A boon in commodity prices is creating higher demand for everything from tractors to seed tenders. However, the long tail of the COVID-19 pandemic is creating a strain on the supply chain, and now demand for many items has outpaced supply.
“It’s finding the raw materials,” says Nic Beck, of Nebraska-based Clarks Ag Supply that produces seed tenders. “That’s really what the issue comes down to. It’s the steel, the tube steel, especially, for our augers that go into our seed tenders on our machines. It’s just really hard to come by.”
He says it’s not just trouble in sourcing supplies at a reasonable price that’s turned into an issue. He says supply is short no matter where you try to source it.
“The price of tube steel in one week went up 150% for 10-gauge tubes of steel,” says Beck. “And then it just couldn’t be found. There’s nothing around for it.”
Beck says the raw materials are being pinched by transportation issues, but it’s also turned into a shortage of sourcing the correct parts to run the machines.
“The company that cuts out the holes on a part, they had just a small $10 part break and all a sudden it shut down a million-dollar machine for two weeks and put a backlog on everything,” he adds.
For a product that typically could be shipped overnight, it can now be in a holding pattern for weeks to even months in order to get some parts to operate machines.
“We tried to get some in February,” says Beck. “Normally, it takes about a two-month turnaround, we can get a lot of these parts, but that’s not the case today.”
As the supply shortage ripples across many manufacturers today, Beck says the company is now trying to even secure supplies for next year.

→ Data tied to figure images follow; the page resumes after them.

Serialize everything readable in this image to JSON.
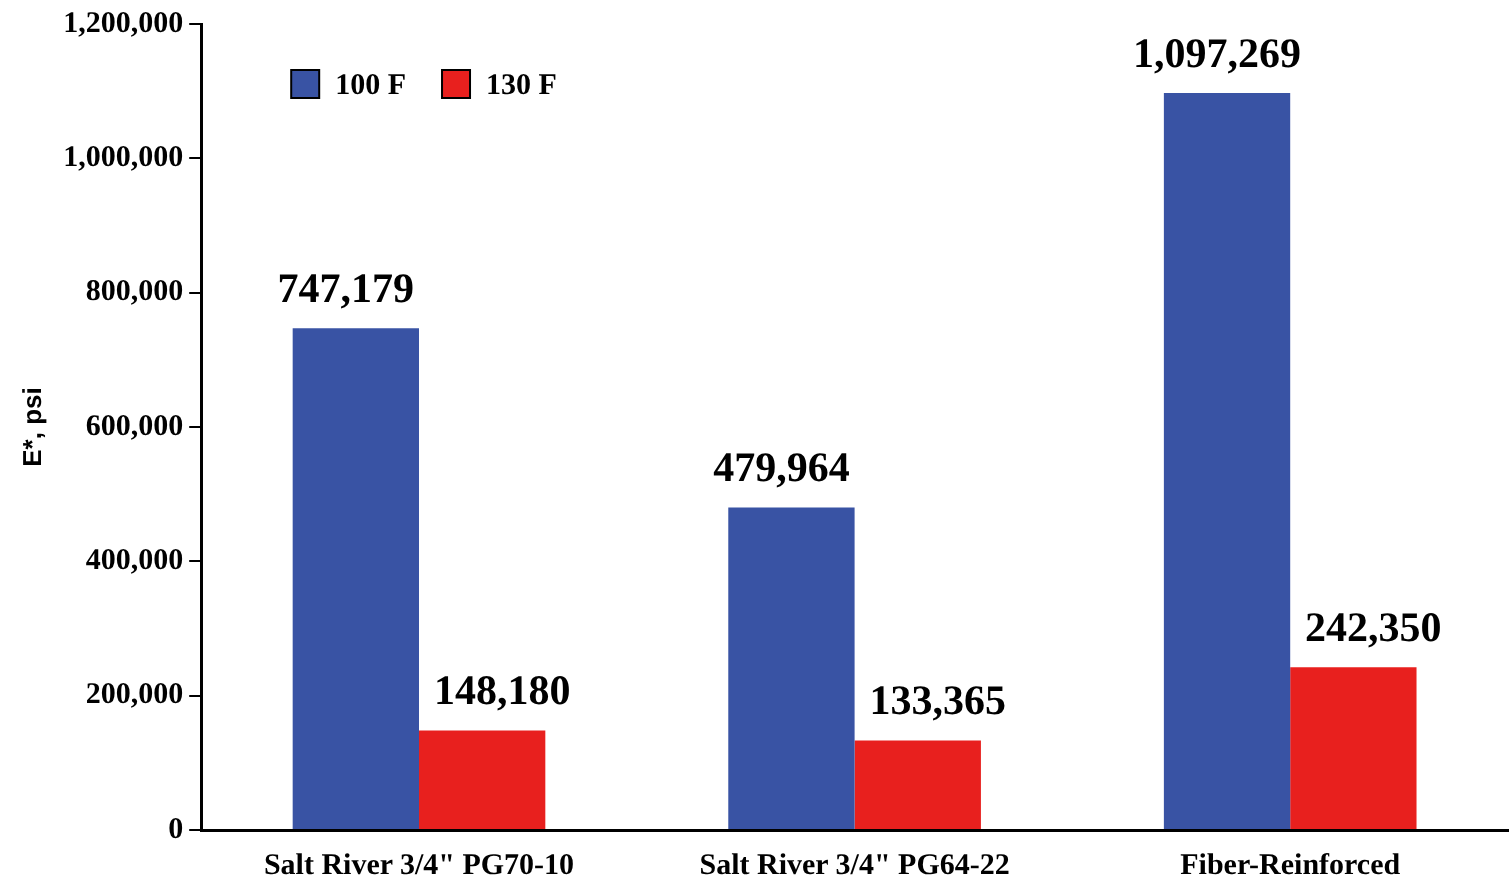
{
  "chart_data": {
    "type": "bar",
    "ylabel": "E*, psi",
    "categories": [
      "Salt River 3/4\" PG70-10",
      "Salt River 3/4\" PG64-22",
      "Fiber-Reinforced"
    ],
    "series": [
      {
        "name": "100 F",
        "color": "#3953a4",
        "values": [
          747179,
          479964,
          1097269
        ],
        "value_labels": [
          "747,179",
          "479,964",
          "1,097,269"
        ]
      },
      {
        "name": "130 F",
        "color": "#e8201e",
        "values": [
          148180,
          133365,
          242350
        ],
        "value_labels": [
          "148,180",
          "133,365",
          "242,350"
        ]
      }
    ],
    "ylim": [
      0,
      1200000
    ],
    "yticks": [
      {
        "value": 0,
        "label": "0"
      },
      {
        "value": 200000,
        "label": "200,000"
      },
      {
        "value": 400000,
        "label": "400,000"
      },
      {
        "value": 600000,
        "label": "600,000"
      },
      {
        "value": 800000,
        "label": "800,000"
      },
      {
        "value": 1000000,
        "label": "1,000,000"
      },
      {
        "value": 1200000,
        "label": "1,200,000"
      }
    ],
    "grid": false,
    "legend": "top left"
  }
}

“Honda motors that we use on all of our machines are absolutely impossible to get right now,” he adds. “We’re actually ordering for next year already, because they’re just on that shorter supply.”
Beck says he’s tried to source some of the parts out of the United States, but if he could find the correct part, it was four times more expensive.
With strains on supplies, as suppliers scramble to meet growing demand, some sectors can’t even keep up at this point. From drainage tile to seed tenders, demand for products continues to scream higher among farmers.
“We are seeing demand creep up,” says Derrik Ellingson, chief strategic officer, Ellingson Companies in Fargo, N.D., a company that installs drainage tile across various industries. “It’s been a big run for everybody in the industry across the entire Midwest, in all the regions that are installing underground drainage.”
“I’m telling three to five guys a day ‘no’ on seed tenders right now,” says Beck. “I don’t have them. If I had another 50 tenders, I would have sold them this month, but there’s just no way I can keep up with them.”
As demand is higher than the supply, there’s a race to catch-up also happening at the production level. The rush to produce products came after both hurricanes and the February Texas freeze caused plastics manufacturing plants to go offline for an extended period of time.
“The good news is the majority of these facilities are back up and running,” says Jennifer Van Dinter, head of integrated analytics, S&P Global Platts Analytics. “Their utilization rates are there, their run rates are inching up, and we’re getting back to kind of to a more normal place. The risk is always is there going to be another event that’s going to disrupt supply again.”
A combination of improved commodity prices bolstering demand, at a time when supplies are slipping, is creating an industry-wide shortage for supplies some farmers and ranchers can’t do without.